# Custom Paint Jobs



## fordcowboy (Dec 27, 1999)

Here's some cars I painted up. They'll be for sale at a later date.


----------



## fordcowboy (Dec 27, 1999)

And the last one.


----------



## Omega (Jan 14, 2000)

Nice looking group of cars. Really like the Nomad the best.

Dave


----------



## hojoe (Dec 1, 2004)

Wow! Really nice. Are those airbrushed?
hojoe


----------



## Hilltop Raceway (Feb 12, 2006)

Good stuff FCB!!! :thumbsup::thumbsup: RM


----------



## Omega (Jan 14, 2000)

Just made the Nomad my Desktop background.

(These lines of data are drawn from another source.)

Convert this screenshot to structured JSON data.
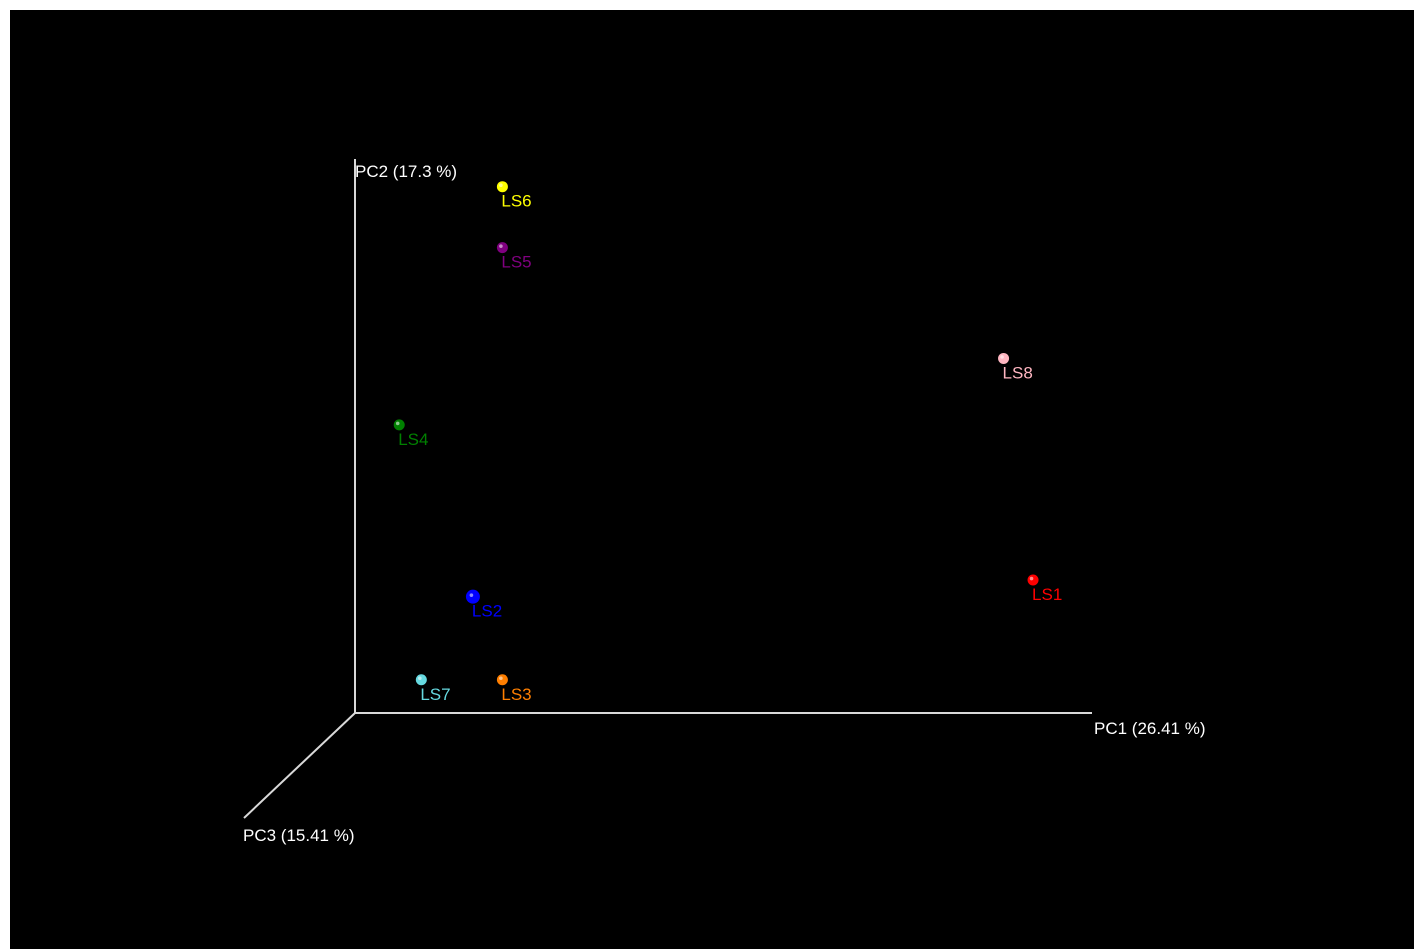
{
  "chart_data": {
    "type": "scatter",
    "dimensions": 3,
    "background": "#000000",
    "axis_color": "#d9d9d9",
    "axes": {
      "x": {
        "label": "PC1 (26.41 %)"
      },
      "y": {
        "label": "PC2 (17.3 %)"
      },
      "z": {
        "label": "PC3 (15.41 %)"
      }
    },
    "grid": false,
    "legend": "none",
    "points": [
      {
        "name": "LS1",
        "color": "#ff0000",
        "x": 0.92,
        "y": 0.24,
        "z": 0.0
      },
      {
        "name": "LS2",
        "color": "#0000ff",
        "x": 0.16,
        "y": 0.21,
        "z": 0.0
      },
      {
        "name": "LS3",
        "color": "#ff7f00",
        "x": 0.2,
        "y": 0.06,
        "z": 0.0
      },
      {
        "name": "LS4",
        "color": "#008000",
        "x": 0.06,
        "y": 0.52,
        "z": 0.0
      },
      {
        "name": "LS5",
        "color": "#800080",
        "x": 0.2,
        "y": 0.84,
        "z": 0.0
      },
      {
        "name": "LS6",
        "color": "#ffff00",
        "x": 0.2,
        "y": 0.95,
        "z": 0.0
      },
      {
        "name": "LS7",
        "color": "#66d9e0",
        "x": 0.09,
        "y": 0.06,
        "z": 0.0
      },
      {
        "name": "LS8",
        "color": "#ffb6c1",
        "x": 0.88,
        "y": 0.64,
        "z": 0.0
      }
    ]
  }
}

Did I say I really like the Nomad.

Dave


----------



## clydeomite (May 5, 2004)

Nice Job Lendell Keep up the good work
Clyde-0-Mite


----------



## LDThomas (Nov 30, 1999)

Good job.


----------



## slotcarman12078 (Oct 3, 2008)

Wow!! What a batch!!! Nice job on all of them!! :thumbsup::thumbsup:


----------



## Ralphthe3rd (Feb 24, 2011)

FCB :thumbsup: Nice paint


----------



## fordcowboy (Dec 27, 1999)

Thanks guys . You all made my day. fcb


----------



## slotto (Feb 9, 2010)

nice stuff there fcb!


----------



## A/GS (Jul 10, 2014)

Excellent job, they all look great ! But I've always been partial to 55 chevys. :thumbsup::thumbsup::thumbsup::thumbsup::thumbsup:


----------



## Super G Man (May 13, 2013)

*Custom Paint Job*

Nice job Lendell!


----------